C’était là le fruit de mes conseils. Mon oncle Podger, il y a des années, me l’avait enseigné.

— Ayez soin, avait coutume de dire mon oncle Podger, avant de vous mettre à emballer, de faire une liste.

C’était un homme très méthodique.

— Prenez une feuille de papier (il avait coutume en tout de commencer par le commencement). Inscrivez-y tout ce dont vous pourriez avoir besoin ; après cela revisez votre liste pour voir s’il n’y aurait pas moyen de biffer un objet inscrit. Vous êtes au lit : quel est votre habillement ? Très bien, inscrivez-le. Ajoutez-en un de rechange. Vous vous levez : que faites-vous ? Vous vous débarbouillez. Avec quoi vous lavez-vous ? Avec du savon. Écrivez : savon. Et ainsi de suite. Prenez maintenant vos vêtements. Commencez par les pieds. Que portez-vous aux pieds ? Bottines, souliers, chaussettes : inscrivez-les. Remontez jusqu’à la tête. Que vous faudra-t-il en dehors de l’habillement ? Un peu de cognac ? Inscrivez-le. Un tire-bouchon ? Inscrivez-le. Inscrivez tout. Ainsi vous n’oublierez rien.
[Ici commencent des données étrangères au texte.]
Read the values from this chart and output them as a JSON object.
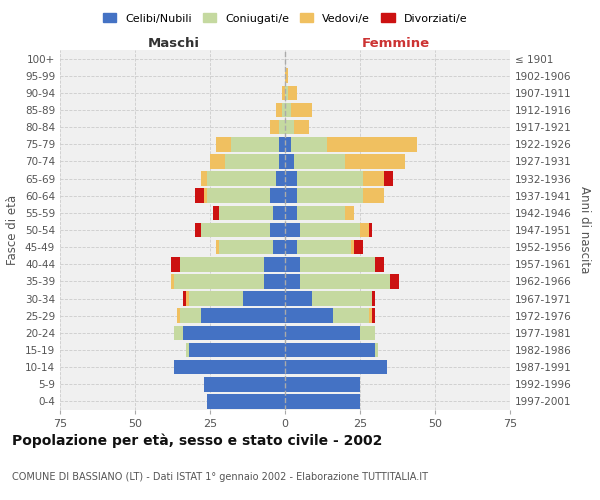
{
  "age_groups": [
    "0-4",
    "5-9",
    "10-14",
    "15-19",
    "20-24",
    "25-29",
    "30-34",
    "35-39",
    "40-44",
    "45-49",
    "50-54",
    "55-59",
    "60-64",
    "65-69",
    "70-74",
    "75-79",
    "80-84",
    "85-89",
    "90-94",
    "95-99",
    "100+"
  ],
  "birth_years": [
    "1997-2001",
    "1992-1996",
    "1987-1991",
    "1982-1986",
    "1977-1981",
    "1972-1976",
    "1967-1971",
    "1962-1966",
    "1957-1961",
    "1952-1956",
    "1947-1951",
    "1942-1946",
    "1937-1941",
    "1932-1936",
    "1927-1931",
    "1922-1926",
    "1917-1921",
    "1912-1916",
    "1907-1911",
    "1902-1906",
    "≤ 1901"
  ],
  "male": {
    "celibi": [
      26,
      27,
      37,
      32,
      34,
      28,
      14,
      7,
      7,
      4,
      5,
      4,
      5,
      3,
      2,
      2,
      0,
      0,
      0,
      0,
      0
    ],
    "coniugati": [
      0,
      0,
      0,
      1,
      3,
      7,
      18,
      30,
      28,
      18,
      23,
      18,
      21,
      23,
      18,
      16,
      2,
      1,
      0,
      0,
      0
    ],
    "vedovi": [
      0,
      0,
      0,
      0,
      0,
      1,
      1,
      1,
      0,
      1,
      0,
      0,
      1,
      2,
      5,
      5,
      3,
      2,
      1,
      0,
      0
    ],
    "divorziati": [
      0,
      0,
      0,
      0,
      0,
      0,
      1,
      0,
      3,
      0,
      2,
      2,
      3,
      0,
      0,
      0,
      0,
      0,
      0,
      0,
      0
    ]
  },
  "female": {
    "nubili": [
      25,
      25,
      34,
      30,
      25,
      16,
      9,
      5,
      5,
      4,
      5,
      4,
      4,
      4,
      3,
      2,
      0,
      0,
      0,
      0,
      0
    ],
    "coniugate": [
      0,
      0,
      0,
      1,
      5,
      12,
      20,
      30,
      25,
      18,
      20,
      16,
      22,
      22,
      17,
      12,
      3,
      2,
      1,
      0,
      0
    ],
    "vedove": [
      0,
      0,
      0,
      0,
      0,
      1,
      0,
      0,
      0,
      1,
      3,
      3,
      7,
      7,
      20,
      30,
      5,
      7,
      3,
      1,
      0
    ],
    "divorziate": [
      0,
      0,
      0,
      0,
      0,
      1,
      1,
      3,
      3,
      3,
      1,
      0,
      0,
      3,
      0,
      0,
      0,
      0,
      0,
      0,
      0
    ]
  },
  "colors": {
    "celibi": "#4472c4",
    "coniugati": "#c5d9a0",
    "vedovi": "#f0c060",
    "divorziati": "#cc1111"
  },
  "xlim": 75,
  "title": "Popolazione per età, sesso e stato civile - 2002",
  "subtitle": "COMUNE DI BASSIANO (LT) - Dati ISTAT 1° gennaio 2002 - Elaborazione TUTTITALIA.IT",
  "ylabel_left": "Fasce di età",
  "ylabel_right": "Anni di nascita",
  "xlabel_left": "Maschi",
  "xlabel_right": "Femmine",
  "legend_labels": [
    "Celibi/Nubili",
    "Coniugati/e",
    "Vedovi/e",
    "Divorziati/e"
  ],
  "bg_color": "#f0f0f0",
  "grid_color": "#cccccc"
}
C’est d’après ce plan-là qu’il procédait toujours. Une fois la liste achevée, il la parcourait soigneusement, ce qu’il recommandait également toujours, pour voir s’il n’avait rien oublié. Ensuite il la revoyait et biffait tout ce dont il était possible de se passer.

Après quoi il égarait la liste.

George observa :

— Nous pourrions emporter sur nos machines le strict nécessaire pour un jour ou deux. Nous ferions suivre le gros des bagages de ville en ville.

— Soyons prudents, commençai-je, j’ai connu un homme qui…

Harris tira sa montre :

— Vous nous raconterez cela sur le bateau. J’ai rendez-vous avec Clara à la gare de Waterloo dans une demi-heure.

— Il ne me faudra pas une demi-heure, protestai-je ; c’est une histoire vraie et…

— Conservez-la soigneusement, dit George : je me suis laissé dire qu’il y a bien des soirées pluvieuses dans la forêt Noire. Nous vous en serons alors très reconnaissants. Ce que nous devrions faire tout de suite serait de terminer cette liste.

Maintenant que j’y pense, jamais je n’ai eu l’occasion de leur raconter cette histoire : toujours un événement quelconque venait nous interrompre. Et cependant c’est une histoire vraie.